Hilangnya unsur estetis dalam gambar digital dengan kata lain hanya menjadi gambar kaku tanpa jiwa, apalagi bakal tidak mampu menerbitan perasaan haru biru. Sesuatu yang sangat sentimentil, emotif, dan menggerakkan. Singkatnya, gambar digital hanyalah gambar tanpa dimensi kemanusiaan.

Masyarakat kota yang sekaligus juga terbitnya masyarakat modern membutuhkan dimensi yang lebih manusiawi alih-alih hanya mendudukkan rasionalitas sebagai satu-satunya ukuran progresifitas.

Masyarakat kota harus dilihat sebagai suatu lukisan. Pencitraan yang lahir dari dimensi intrinstik manusia yang disebut jiwa. Setiap goresan dan warnanya lahir atas dasar kedalaman intuitif yang jujur sehingga menghasilkan pemandangan yang hidup dan dinamis. Suatu yang menyedot pengalaman dalam aktivitas intim satu sama lain, yang bakal menghasilkan pengalaman kolektif dan empatik.

Gambar digital karena itu tidak mampu berkisah apa-apa. Ia gambar yang mati. Berbeda dari lukisan yang hidup dan mampu berkisah tentang sesuatu yang diwakilkan melalui gambarnya, warnannya, dimensinya, gradasinya...

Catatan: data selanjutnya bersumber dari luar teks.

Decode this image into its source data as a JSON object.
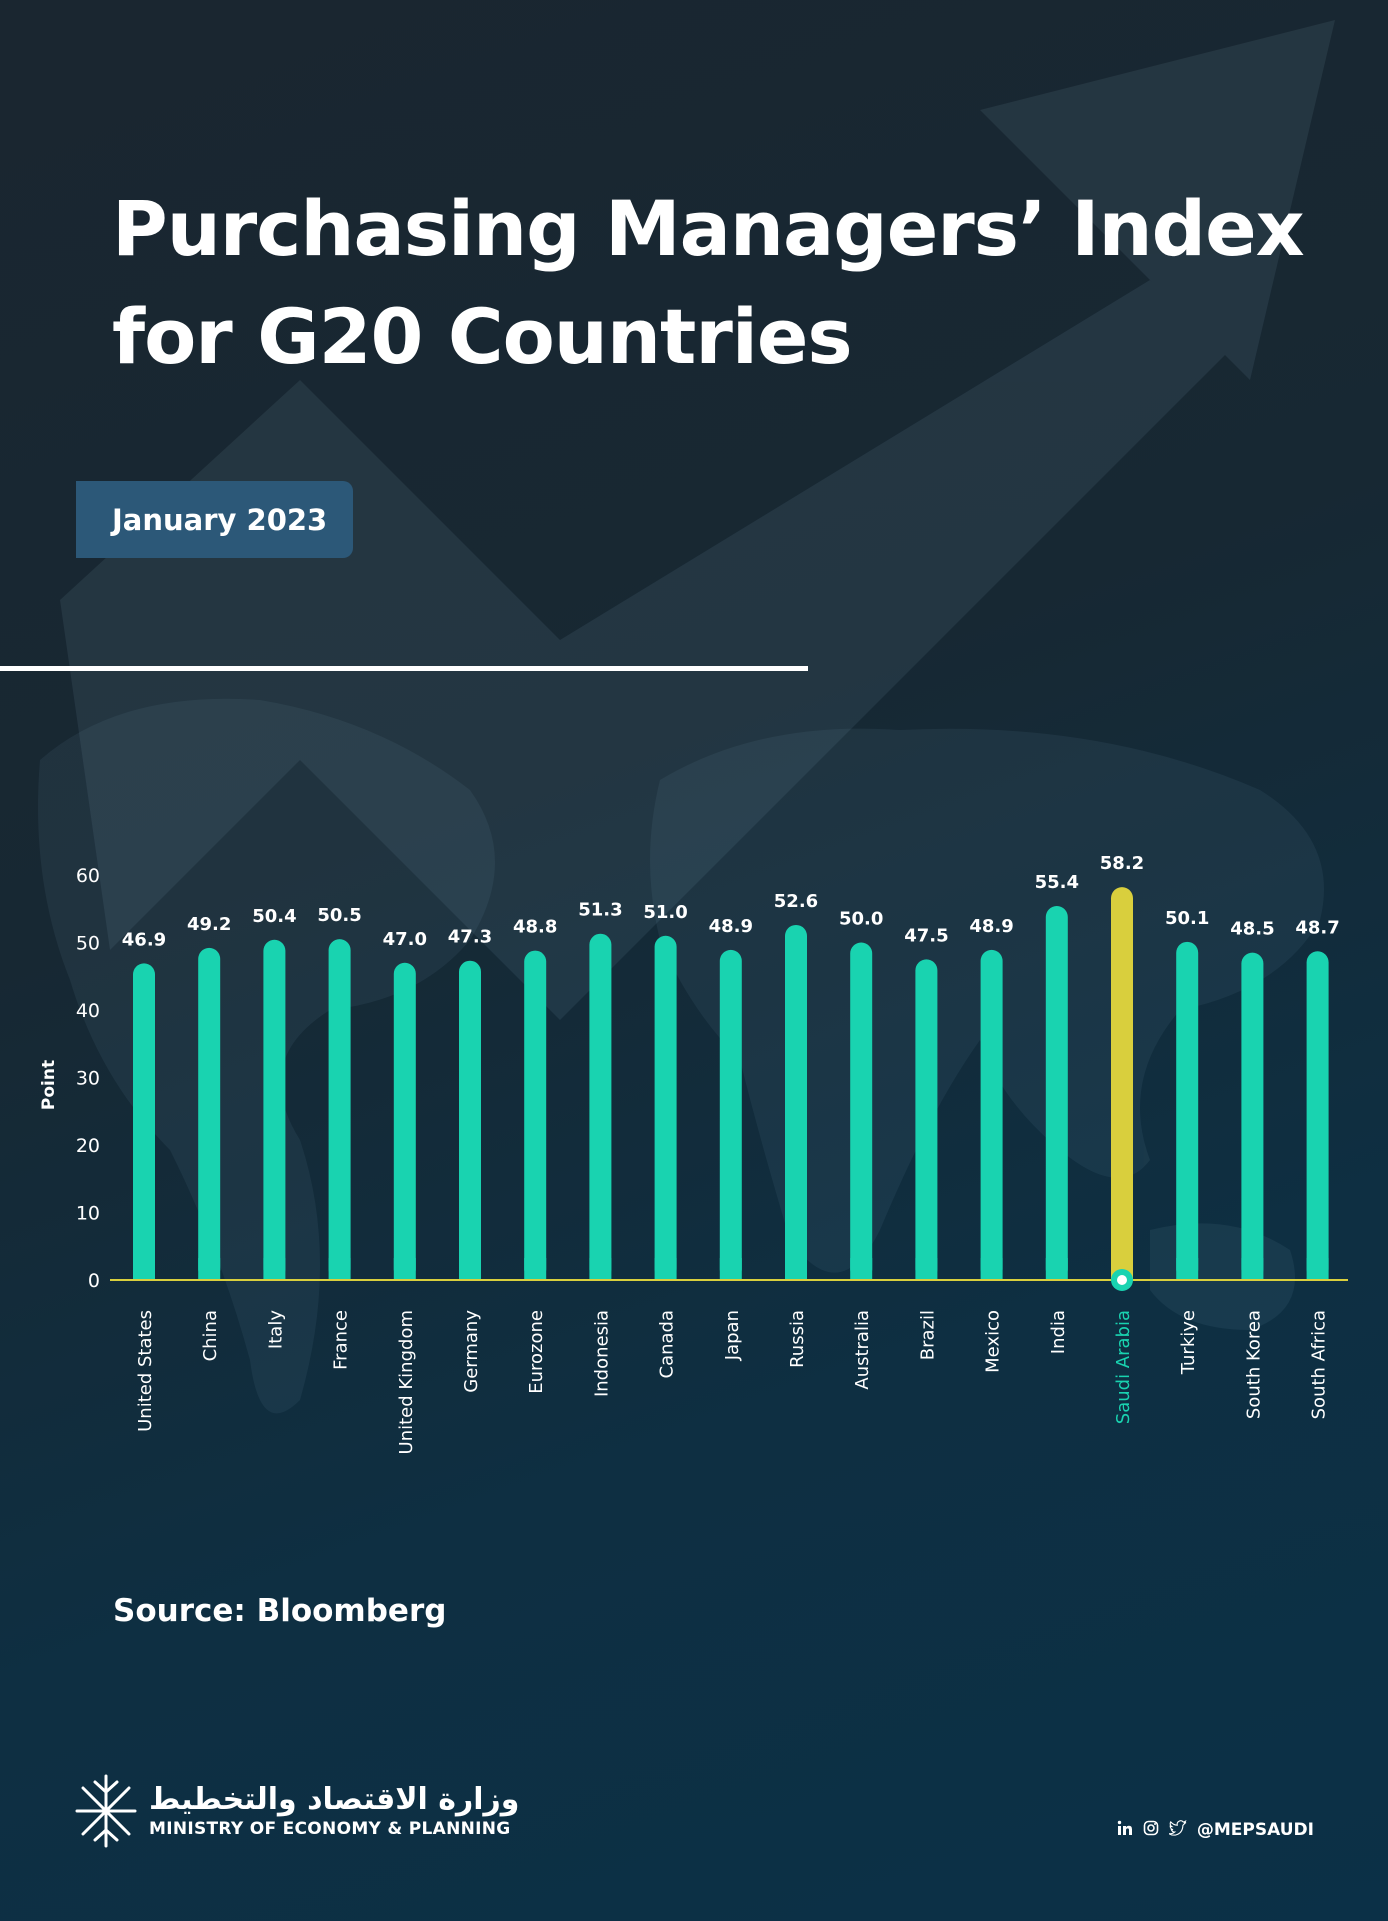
{
  "header": {
    "title_line1": "Purchasing Managers’ Index",
    "title_line2": "for G20 Countries",
    "date_badge": "January 2023"
  },
  "chart_data": {
    "type": "bar",
    "ylabel": "Point",
    "ylim": [
      0,
      60
    ],
    "yticks": [
      0,
      10,
      20,
      30,
      40,
      50,
      60
    ],
    "categories": [
      "United States",
      "China",
      "Italy",
      "France",
      "United Kingdom",
      "Germany",
      "Eurozone",
      "Indonesia",
      "Canada",
      "Japan",
      "Russia",
      "Australia",
      "Brazil",
      "Mexico",
      "India",
      "Saudi Arabia",
      "Turkiye",
      "South Korea",
      "South Africa"
    ],
    "values": [
      46.9,
      49.2,
      50.4,
      50.5,
      47.0,
      47.3,
      48.8,
      51.3,
      51.0,
      48.9,
      52.6,
      50.0,
      47.5,
      48.9,
      55.4,
      58.2,
      50.1,
      48.5,
      48.7
    ],
    "value_labels": [
      "46.9",
      "49.2",
      "50.4",
      "50.5",
      "47.0",
      "47.3",
      "48.8",
      "51.3",
      "51.0",
      "48.9",
      "52.6",
      "50.0",
      "47.5",
      "48.9",
      "55.4",
      "58.2",
      "50.1",
      "48.5",
      "48.7"
    ],
    "highlight": "Saudi Arabia",
    "colors": {
      "bar": "#19d3b0",
      "highlight_bar": "#d9cf3d",
      "highlight_label": "#19d3b0",
      "baseline": "#d9cf3d"
    },
    "grid": false
  },
  "footer": {
    "source": "Source: Bloomberg",
    "logo_arabic": "وزارة الاقتصاد والتخطيط",
    "logo_english": "MINISTRY OF ECONOMY & PLANNING",
    "social_icons": [
      "linkedin-icon",
      "instagram-icon",
      "twitter-icon"
    ],
    "social_handle": "@MEPSAUDI"
  }
}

Joseph Campbell, seorang scholar mitologi, dalam Ruang Sadar tak Berpagar tulisan Alwy Rachman, mengkritik masyarakat modern yang semakin ke sini semakin kehilangan kisah. Menurut Campbell, kisah adalah elemen fundamental bagi manusia. Dia menggerakkan sekaligus memberikan dasar maknawi bagi perilaku manusia.

Sebagaimana terangkum dalam mitos, legenda, atau tradisi kerakyatan, kisah adalah urat nadi yang memelihara jiwa manusia tetap memiliki dasar manusiawinya. Kisah dalam arti demikian adalah jangkar solidaritas masyarakat untuk mengartikulasikan kebersamaannya, kepekaannya, dan keintimannya ke dalam satu komunitas yang saling menopang dan mendukung. Manusia ada karena terhubung dengan keberadaan yang lain, begitu singkatnya.

Lalu, saat masyarakat kota kehilangan kisah---yang masih banyak ditemukan di pelosok desa-desa-- yang dengan itu tiap-tiap individu menemukan kedalaman eksistensinya dalam kebersamaan, dengan apa lagi mengisi lubang jiwa yang semakin hari semakin teriris?